Ann Am Thorac Soc. 2024 Nov 20. doi: 10.1513/AnnalsATS.202404-419OC. Online ahead of print.

Abstract

Rationale: In the United States (U.S.), ambulatory oxygen is recommended for patients with idiopathic pulmonary fibrosis (IPF) and chronic obstructive pulmonary disease (COPD) who experience symptomatic exertional hypoxemia. Ambulatory oxygen need is often determined by submaximal hall walk testing; however, this may fail to accurately characterize exertional hypoxemia in some patients.

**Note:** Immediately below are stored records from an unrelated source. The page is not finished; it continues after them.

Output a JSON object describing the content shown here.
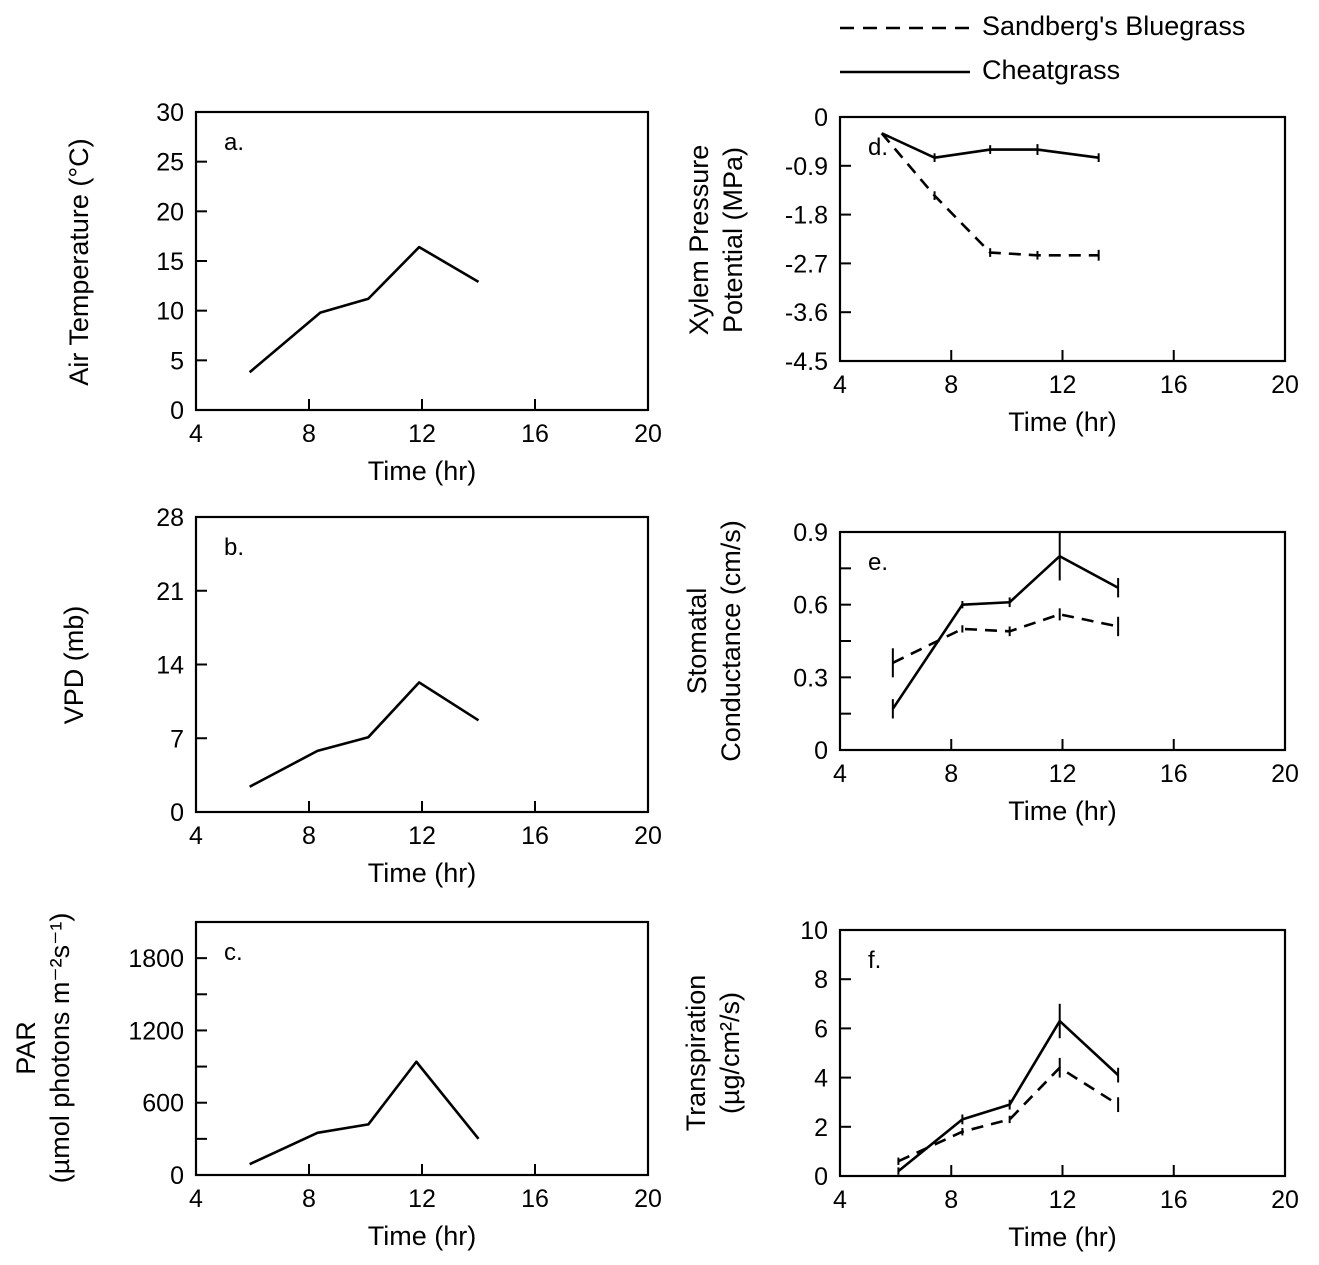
{
  "legend": [
    {
      "label": "Sandberg's Bluegrass",
      "style": "dashed"
    },
    {
      "label": "Cheatgrass",
      "style": "solid"
    }
  ],
  "chart_data": [
    {
      "id": "a",
      "type": "line",
      "panel_label": "a.",
      "xlabel": "Time (hr)",
      "ylabel": [
        "Air Temperature (°C)"
      ],
      "xlim": [
        4,
        20
      ],
      "xticks": [
        4,
        8,
        12,
        16,
        20
      ],
      "ylim": [
        0,
        30
      ],
      "yticks": [
        0,
        5,
        10,
        15,
        20,
        25,
        30
      ],
      "yticklabels": [
        "0",
        "5",
        "10",
        "15",
        "20",
        "25",
        "30"
      ],
      "series": [
        {
          "style": "solid",
          "x": [
            5.9,
            8.4,
            10.1,
            11.9,
            14.0
          ],
          "y": [
            3.8,
            9.8,
            11.2,
            16.4,
            12.9
          ]
        }
      ]
    },
    {
      "id": "b",
      "type": "line",
      "panel_label": "b.",
      "xlabel": "Time (hr)",
      "ylabel": [
        "VPD (mb)"
      ],
      "xlim": [
        4,
        20
      ],
      "xticks": [
        4,
        8,
        12,
        16,
        20
      ],
      "ylim": [
        0,
        28
      ],
      "yticks": [
        0,
        7,
        14,
        21,
        28
      ],
      "yticklabels": [
        "0",
        "7",
        "14",
        "21",
        "28"
      ],
      "series": [
        {
          "style": "solid",
          "x": [
            5.9,
            8.3,
            10.1,
            11.9,
            14.0
          ],
          "y": [
            2.4,
            5.8,
            7.1,
            12.3,
            8.7
          ]
        }
      ]
    },
    {
      "id": "c",
      "type": "line",
      "panel_label": "c.",
      "xlabel": "Time (hr)",
      "ylabel": [
        "PAR",
        "(µmol photons m⁻²s⁻¹)"
      ],
      "xlim": [
        4,
        20
      ],
      "xticks": [
        4,
        8,
        12,
        16,
        20
      ],
      "ylim": [
        0,
        2100
      ],
      "yticks": [
        0,
        300,
        600,
        900,
        1200,
        1500,
        1800
      ],
      "yticklabels": [
        "0",
        "",
        "600",
        "",
        "1200",
        "",
        "1800"
      ],
      "series": [
        {
          "style": "solid",
          "x": [
            5.9,
            8.3,
            10.1,
            11.8,
            14.0
          ],
          "y": [
            90,
            350,
            420,
            940,
            300
          ]
        }
      ]
    },
    {
      "id": "d",
      "type": "line",
      "panel_label": "d.",
      "xlabel": "Time (hr)",
      "ylabel": [
        "Xylem Pressure",
        "Potential (MPa)"
      ],
      "xlim": [
        4,
        20
      ],
      "xticks": [
        4,
        8,
        12,
        16,
        20
      ],
      "ylim": [
        -4.5,
        0
      ],
      "yticks": [
        -4.5,
        -3.6,
        -2.7,
        -1.8,
        -0.9,
        0
      ],
      "yticklabels": [
        "-4.5",
        "-3.6",
        "-2.7",
        "-1.8",
        "-0.9",
        "0"
      ],
      "series": [
        {
          "style": "solid",
          "x": [
            5.5,
            7.4,
            9.4,
            11.1,
            13.3
          ],
          "y": [
            -0.3,
            -0.75,
            -0.6,
            -0.6,
            -0.75
          ],
          "err": [
            0,
            0.08,
            0.08,
            0.1,
            0.08
          ]
        },
        {
          "style": "dashed",
          "x": [
            5.5,
            7.4,
            9.4,
            11.1,
            13.3
          ],
          "y": [
            -0.3,
            -1.45,
            -2.5,
            -2.55,
            -2.55
          ],
          "err": [
            0,
            0.08,
            0.08,
            0.08,
            0.1
          ]
        }
      ]
    },
    {
      "id": "e",
      "type": "line",
      "panel_label": "e.",
      "xlabel": "Time (hr)",
      "ylabel": [
        "Stomatal",
        "Conductance (cm/s)"
      ],
      "xlim": [
        4,
        20
      ],
      "xticks": [
        4,
        8,
        12,
        16,
        20
      ],
      "ylim": [
        0,
        0.9
      ],
      "yticks": [
        0,
        0.15,
        0.3,
        0.45,
        0.6,
        0.75,
        0.9
      ],
      "yticklabels": [
        "0",
        "",
        "0.3",
        "",
        "0.6",
        "",
        "0.9"
      ],
      "series": [
        {
          "style": "solid",
          "x": [
            5.9,
            8.4,
            10.1,
            11.9,
            14.0
          ],
          "y": [
            0.17,
            0.6,
            0.61,
            0.8,
            0.67
          ],
          "err": [
            0.04,
            0.015,
            0.02,
            0.1,
            0.04
          ]
        },
        {
          "style": "dashed",
          "x": [
            5.9,
            8.4,
            10.1,
            11.9,
            14.0
          ],
          "y": [
            0.36,
            0.5,
            0.49,
            0.56,
            0.51
          ],
          "err": [
            0.06,
            0.015,
            0.02,
            0.025,
            0.04
          ]
        }
      ]
    },
    {
      "id": "f",
      "type": "line",
      "panel_label": "f.",
      "xlabel": "Time (hr)",
      "ylabel": [
        "Transpiration",
        "(µg/cm²/s)"
      ],
      "xlim": [
        4,
        20
      ],
      "xticks": [
        4,
        8,
        12,
        16,
        20
      ],
      "ylim": [
        0,
        10
      ],
      "yticks": [
        0,
        2,
        4,
        6,
        8,
        10
      ],
      "yticklabels": [
        "0",
        "2",
        "4",
        "6",
        "8",
        "10"
      ],
      "series": [
        {
          "style": "solid",
          "x": [
            6.1,
            8.4,
            10.1,
            11.9,
            14.0
          ],
          "y": [
            0.2,
            2.3,
            2.9,
            6.3,
            4.1
          ],
          "err": [
            0.15,
            0.2,
            0.2,
            0.7,
            0.3
          ]
        },
        {
          "style": "dashed",
          "x": [
            6.1,
            8.4,
            10.1,
            11.9,
            14.0
          ],
          "y": [
            0.6,
            1.8,
            2.3,
            4.4,
            2.9
          ],
          "err": [
            0.15,
            0.15,
            0.15,
            0.4,
            0.3
          ]
        }
      ]
    }
  ]
}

Objectives: Assess for differences in ambulatory oxygen needs between IPF and COPD patients who completed a ramped treadmill protocol exercise test (RTPET) and correlate oxygen flow rates determined at highest level exertion with lung function and exercise parameters. Oxygen "need" is defined as flow rate needed to maintain oxygen saturation >90% in patients who desaturate to <88%.

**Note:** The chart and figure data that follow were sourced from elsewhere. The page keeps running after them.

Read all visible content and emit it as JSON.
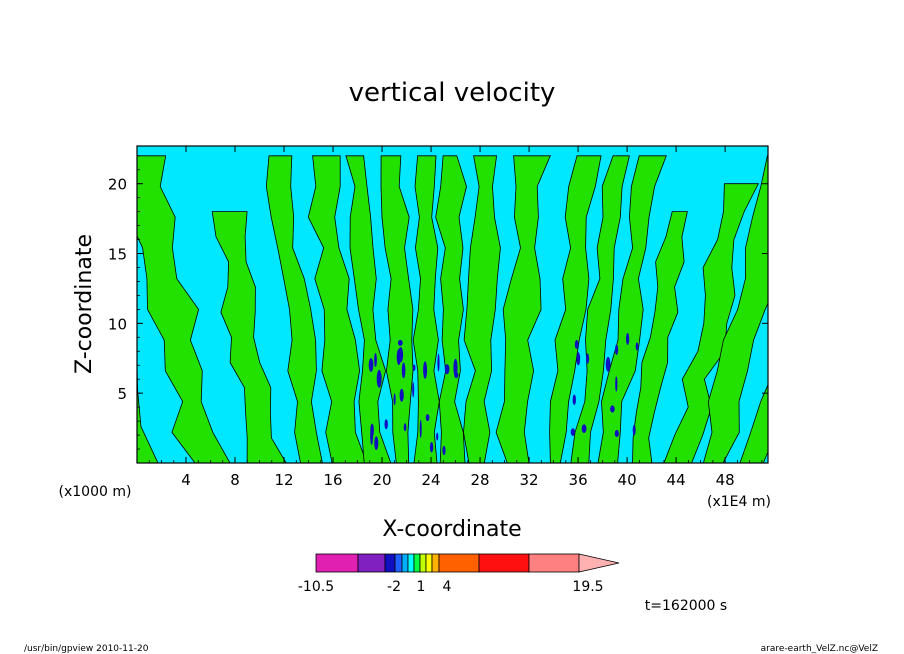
{
  "chart_data": {
    "type": "contour",
    "title": "vertical velocity",
    "xlabel": "X-coordinate",
    "ylabel": "Z-coordinate",
    "x_unit_left": "(x1000 m)",
    "x_unit_right": "(x1E4 m)",
    "x_ticks": [
      "4",
      "8",
      "12",
      "16",
      "20",
      "24",
      "28",
      "32",
      "36",
      "40",
      "44",
      "48"
    ],
    "y_ticks": [
      "5",
      "10",
      "15",
      "20"
    ],
    "xlim": [
      0,
      51.5
    ],
    "ylim": [
      0,
      22.7
    ],
    "time_label": "t=162000 s",
    "colorbar": {
      "labels": [
        "-10.5",
        "-2",
        "1",
        "4",
        "19.5"
      ],
      "colors": [
        "#e020b0",
        "#8020c0",
        "#1010c0",
        "#2060ff",
        "#00b0ff",
        "#00ffff",
        "#00ff40",
        "#c0ff00",
        "#ffff00",
        "#ffb000",
        "#ff6000",
        "#ff1010",
        "#ff8080",
        "#ffb0b0"
      ]
    },
    "field_colors": {
      "background": "#00e8ff",
      "positive": "#22e000",
      "negative": "#1010c0"
    }
  },
  "footer": {
    "left": "/usr/bin/gpview 2010-11-20",
    "right": "arare-earth_VelZ.nc@VelZ"
  }
}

Methods: We conducted a retrospective review of RTPET results for IPF and COPD patients who also recently completed spirometry. The RTPET has three phases: rest, submaximal usual pace walking at 0% treadmill grade for 3 minutes, and highest level walking at the UP walk speed with increasing treadmill grade by 2% every 2 minutes. IPF patients were part of a clinical registry while COPD patients were identified based on diagnosis coding and spirometry (FEV1/FVC <0.70). The RTPET for both groups was completed based on a pulmonologist's referral.

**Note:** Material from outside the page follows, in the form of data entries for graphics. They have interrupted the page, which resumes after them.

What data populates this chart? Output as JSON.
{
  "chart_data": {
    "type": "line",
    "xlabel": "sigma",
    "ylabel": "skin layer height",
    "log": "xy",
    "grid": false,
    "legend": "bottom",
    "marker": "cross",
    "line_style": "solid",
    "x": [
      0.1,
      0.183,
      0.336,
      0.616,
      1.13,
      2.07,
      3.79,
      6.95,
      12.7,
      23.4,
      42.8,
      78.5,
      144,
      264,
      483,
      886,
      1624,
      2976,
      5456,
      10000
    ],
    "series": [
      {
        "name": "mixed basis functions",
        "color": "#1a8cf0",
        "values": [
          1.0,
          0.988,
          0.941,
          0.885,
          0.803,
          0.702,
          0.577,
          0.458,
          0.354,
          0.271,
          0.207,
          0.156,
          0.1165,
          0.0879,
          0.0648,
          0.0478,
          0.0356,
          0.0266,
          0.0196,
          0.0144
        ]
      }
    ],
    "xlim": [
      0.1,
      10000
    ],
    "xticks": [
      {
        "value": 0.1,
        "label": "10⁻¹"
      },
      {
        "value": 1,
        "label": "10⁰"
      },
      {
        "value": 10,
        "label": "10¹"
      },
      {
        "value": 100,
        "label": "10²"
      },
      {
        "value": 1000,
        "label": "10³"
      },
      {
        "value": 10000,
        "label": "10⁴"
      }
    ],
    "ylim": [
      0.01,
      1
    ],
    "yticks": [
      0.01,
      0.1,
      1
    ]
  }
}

Measurements and main results: We included 329 IPF and 2,343 COPD patients. A greater proportion of IPF patients required ambulatory oxygen to maintain saturation >90%. After adjusting for demographic covariates and exercise parameters, IPF patients required higher ambulatory oxygen flow rates compared to COPD subjects with similar DLCO values. Of patients who did not require oxygen with submaximal usual pace testing, 49% with IPF and 24% with COPD required oxygen at highest level exertion.

Conclusions: The RTPET identified higher oxygen flow needs at highest level exertion in IPF versus COPD patients; however, in both diseases, there was a significant proportion of patients who were only found to have exertional desaturation at highest level exertion. Current oxygen policies and reliance on submaximal testing may fail to meet the needs of patients with IPF and COPD. Further studies are needed to determine if oxygen prescriptions targeting highest level desaturation improve clinical outcomes, symptoms, or quality-of-life.